Courting Tory malcontents


This is perhaps the most impassable hurdle of all for prime ministers on the slide. It is a notable psychological barrier for MPs to decide they want to oppose their leader, and coming back from that is not easy, unless you are Douglas Ross.

It is nonetheless traditional for PMs in Johnson’s position to say they will listen and reach out. But it is striking that the language from the PM and No 10 since the vote has been all about ploughing on, and more of the same. This risks entrenching positions.


A change to party rules


This is possibly the biggest threat to Johnson in practical terms. While his victory on Monday theoretically buys a year’s grace, Johnson will know very well that the 1922 Committee of backbench Tory MPs, which makes the rules on challenges, can very easily change them.

Theresa May won her no-confidence vote in December 2018 with a better margin than Johnson, but within months had to offer a timetable for departure after MPs raised the threat of a rule change. The rules are not made public – supposedly only one copy exists, in the care of the committee chair, Sir Graham Brady – and amending them could be done swiftly.
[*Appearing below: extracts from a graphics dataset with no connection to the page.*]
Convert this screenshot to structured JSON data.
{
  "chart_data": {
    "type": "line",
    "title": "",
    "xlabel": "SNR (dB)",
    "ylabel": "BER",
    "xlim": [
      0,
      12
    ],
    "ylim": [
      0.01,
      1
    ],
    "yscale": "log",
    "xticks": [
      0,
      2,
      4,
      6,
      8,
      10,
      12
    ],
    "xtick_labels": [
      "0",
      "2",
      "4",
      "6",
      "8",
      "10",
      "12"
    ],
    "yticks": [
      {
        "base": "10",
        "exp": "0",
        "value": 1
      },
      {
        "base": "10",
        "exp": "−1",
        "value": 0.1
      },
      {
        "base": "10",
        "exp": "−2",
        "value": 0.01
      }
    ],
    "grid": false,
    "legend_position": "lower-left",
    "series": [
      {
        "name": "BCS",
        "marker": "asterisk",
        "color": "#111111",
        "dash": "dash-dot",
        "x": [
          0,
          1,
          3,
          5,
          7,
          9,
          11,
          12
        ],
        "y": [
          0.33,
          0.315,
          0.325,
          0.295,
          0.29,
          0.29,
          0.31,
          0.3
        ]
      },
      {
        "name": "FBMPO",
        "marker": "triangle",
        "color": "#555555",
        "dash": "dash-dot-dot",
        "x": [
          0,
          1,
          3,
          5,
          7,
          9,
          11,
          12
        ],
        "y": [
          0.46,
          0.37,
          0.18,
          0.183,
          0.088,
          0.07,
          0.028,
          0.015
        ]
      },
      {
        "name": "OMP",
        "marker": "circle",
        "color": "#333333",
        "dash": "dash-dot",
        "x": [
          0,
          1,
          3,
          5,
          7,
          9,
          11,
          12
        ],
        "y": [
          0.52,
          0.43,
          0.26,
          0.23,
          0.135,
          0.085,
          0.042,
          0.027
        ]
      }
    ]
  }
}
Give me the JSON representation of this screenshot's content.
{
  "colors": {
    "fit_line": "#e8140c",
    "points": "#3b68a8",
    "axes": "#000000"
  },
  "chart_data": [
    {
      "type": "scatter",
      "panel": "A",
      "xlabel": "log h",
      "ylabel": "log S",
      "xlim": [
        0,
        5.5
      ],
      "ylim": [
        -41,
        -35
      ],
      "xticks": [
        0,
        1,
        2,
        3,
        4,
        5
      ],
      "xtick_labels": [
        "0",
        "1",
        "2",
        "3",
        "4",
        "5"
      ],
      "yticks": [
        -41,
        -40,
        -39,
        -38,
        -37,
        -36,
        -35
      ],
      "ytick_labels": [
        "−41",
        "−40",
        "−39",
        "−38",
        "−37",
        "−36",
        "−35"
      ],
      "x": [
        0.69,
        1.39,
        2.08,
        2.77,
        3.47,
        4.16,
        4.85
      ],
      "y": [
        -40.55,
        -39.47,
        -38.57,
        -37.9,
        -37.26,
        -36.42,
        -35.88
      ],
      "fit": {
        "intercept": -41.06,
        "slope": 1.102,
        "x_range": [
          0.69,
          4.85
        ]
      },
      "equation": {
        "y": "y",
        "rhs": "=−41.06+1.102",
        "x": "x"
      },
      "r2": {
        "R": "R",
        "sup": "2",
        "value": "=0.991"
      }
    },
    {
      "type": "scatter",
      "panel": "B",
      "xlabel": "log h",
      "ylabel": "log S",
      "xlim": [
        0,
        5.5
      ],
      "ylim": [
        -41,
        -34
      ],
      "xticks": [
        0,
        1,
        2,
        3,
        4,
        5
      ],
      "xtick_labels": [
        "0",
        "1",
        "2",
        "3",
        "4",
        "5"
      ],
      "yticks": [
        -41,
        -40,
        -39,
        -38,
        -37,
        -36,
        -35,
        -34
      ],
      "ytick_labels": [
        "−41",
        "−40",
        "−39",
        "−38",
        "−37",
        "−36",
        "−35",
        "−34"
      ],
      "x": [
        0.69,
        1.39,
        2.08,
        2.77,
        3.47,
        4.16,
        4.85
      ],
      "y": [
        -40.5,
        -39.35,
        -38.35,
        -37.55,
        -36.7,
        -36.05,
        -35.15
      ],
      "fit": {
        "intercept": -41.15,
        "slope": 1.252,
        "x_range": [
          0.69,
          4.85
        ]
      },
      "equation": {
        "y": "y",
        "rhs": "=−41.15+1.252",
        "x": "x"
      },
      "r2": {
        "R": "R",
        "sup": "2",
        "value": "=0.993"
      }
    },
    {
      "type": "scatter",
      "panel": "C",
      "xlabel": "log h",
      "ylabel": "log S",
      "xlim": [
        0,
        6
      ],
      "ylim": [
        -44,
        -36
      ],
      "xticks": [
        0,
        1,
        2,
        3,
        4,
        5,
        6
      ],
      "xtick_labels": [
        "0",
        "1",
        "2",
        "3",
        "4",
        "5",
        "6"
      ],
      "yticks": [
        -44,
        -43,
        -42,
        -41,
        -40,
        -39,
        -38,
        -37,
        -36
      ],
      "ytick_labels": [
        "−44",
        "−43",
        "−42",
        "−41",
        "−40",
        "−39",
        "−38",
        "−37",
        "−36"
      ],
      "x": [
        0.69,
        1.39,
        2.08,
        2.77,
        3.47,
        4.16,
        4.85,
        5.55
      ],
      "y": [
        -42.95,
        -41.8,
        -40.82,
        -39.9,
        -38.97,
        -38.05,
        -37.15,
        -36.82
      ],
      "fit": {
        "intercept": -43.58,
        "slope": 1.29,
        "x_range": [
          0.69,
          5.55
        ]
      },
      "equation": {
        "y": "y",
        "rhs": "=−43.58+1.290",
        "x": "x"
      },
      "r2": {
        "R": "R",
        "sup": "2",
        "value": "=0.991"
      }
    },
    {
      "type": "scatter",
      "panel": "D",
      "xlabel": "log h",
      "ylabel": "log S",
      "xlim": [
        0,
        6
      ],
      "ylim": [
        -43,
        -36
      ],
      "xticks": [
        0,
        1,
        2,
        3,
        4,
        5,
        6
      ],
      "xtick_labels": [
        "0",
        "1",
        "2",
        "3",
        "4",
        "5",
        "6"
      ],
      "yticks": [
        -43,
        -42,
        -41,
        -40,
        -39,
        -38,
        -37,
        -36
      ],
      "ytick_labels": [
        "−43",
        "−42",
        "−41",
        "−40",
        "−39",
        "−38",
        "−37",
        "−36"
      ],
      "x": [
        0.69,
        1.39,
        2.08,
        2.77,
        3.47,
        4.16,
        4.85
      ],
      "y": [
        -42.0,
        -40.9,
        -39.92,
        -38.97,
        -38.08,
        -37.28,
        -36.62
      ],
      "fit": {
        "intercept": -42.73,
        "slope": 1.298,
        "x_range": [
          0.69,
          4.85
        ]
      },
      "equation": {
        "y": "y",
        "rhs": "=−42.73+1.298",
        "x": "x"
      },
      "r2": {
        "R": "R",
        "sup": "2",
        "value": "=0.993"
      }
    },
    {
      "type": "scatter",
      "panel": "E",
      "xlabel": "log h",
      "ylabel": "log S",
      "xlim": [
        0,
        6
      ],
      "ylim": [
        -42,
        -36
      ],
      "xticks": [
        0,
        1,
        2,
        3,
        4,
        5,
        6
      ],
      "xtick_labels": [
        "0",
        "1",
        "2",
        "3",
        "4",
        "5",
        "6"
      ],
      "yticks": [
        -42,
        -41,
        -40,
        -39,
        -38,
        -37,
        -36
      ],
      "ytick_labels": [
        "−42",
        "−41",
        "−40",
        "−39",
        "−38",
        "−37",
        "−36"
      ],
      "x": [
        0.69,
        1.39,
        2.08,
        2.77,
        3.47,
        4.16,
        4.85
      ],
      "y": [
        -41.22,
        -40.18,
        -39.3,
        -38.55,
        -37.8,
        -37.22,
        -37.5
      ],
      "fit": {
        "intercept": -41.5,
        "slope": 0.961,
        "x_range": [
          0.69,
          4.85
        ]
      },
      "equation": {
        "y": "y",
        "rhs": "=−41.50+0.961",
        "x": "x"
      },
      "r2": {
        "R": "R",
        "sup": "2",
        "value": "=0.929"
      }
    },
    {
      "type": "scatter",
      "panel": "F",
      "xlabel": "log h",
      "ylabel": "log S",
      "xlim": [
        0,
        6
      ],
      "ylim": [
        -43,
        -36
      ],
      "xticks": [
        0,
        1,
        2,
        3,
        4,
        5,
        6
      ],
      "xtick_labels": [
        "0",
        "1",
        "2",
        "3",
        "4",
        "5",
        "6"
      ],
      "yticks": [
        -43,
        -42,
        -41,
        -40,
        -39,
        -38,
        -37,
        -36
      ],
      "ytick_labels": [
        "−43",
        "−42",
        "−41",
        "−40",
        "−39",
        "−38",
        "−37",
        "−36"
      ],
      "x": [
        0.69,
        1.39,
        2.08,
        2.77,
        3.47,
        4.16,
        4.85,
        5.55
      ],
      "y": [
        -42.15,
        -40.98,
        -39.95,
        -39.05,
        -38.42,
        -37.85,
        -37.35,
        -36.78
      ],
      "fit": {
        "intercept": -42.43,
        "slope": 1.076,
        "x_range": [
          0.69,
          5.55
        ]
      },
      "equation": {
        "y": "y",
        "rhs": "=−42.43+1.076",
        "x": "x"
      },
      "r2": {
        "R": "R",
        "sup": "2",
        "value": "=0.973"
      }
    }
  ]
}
Ennui and the lure of an easier life


Johnson might be habitually portrayed as supremely ambitious and power-hungry, but the reality is more complex, not least his very obvious desire to be liked. His boosterism makes him a prime minister much more suited to the good times, the ascent, than to decline, bickering and political death by a thousand cuts.

It may be unlikely, but it is not impossible that at some point in the coming months, as the tumult of hostile MPs’ voices grows louder, that he simply decides to announce a departure date, quits as an MP and settles down to finally finish his book on Shakespeare and earn vast sums amid the more forgiving crowds of the lecture circuit.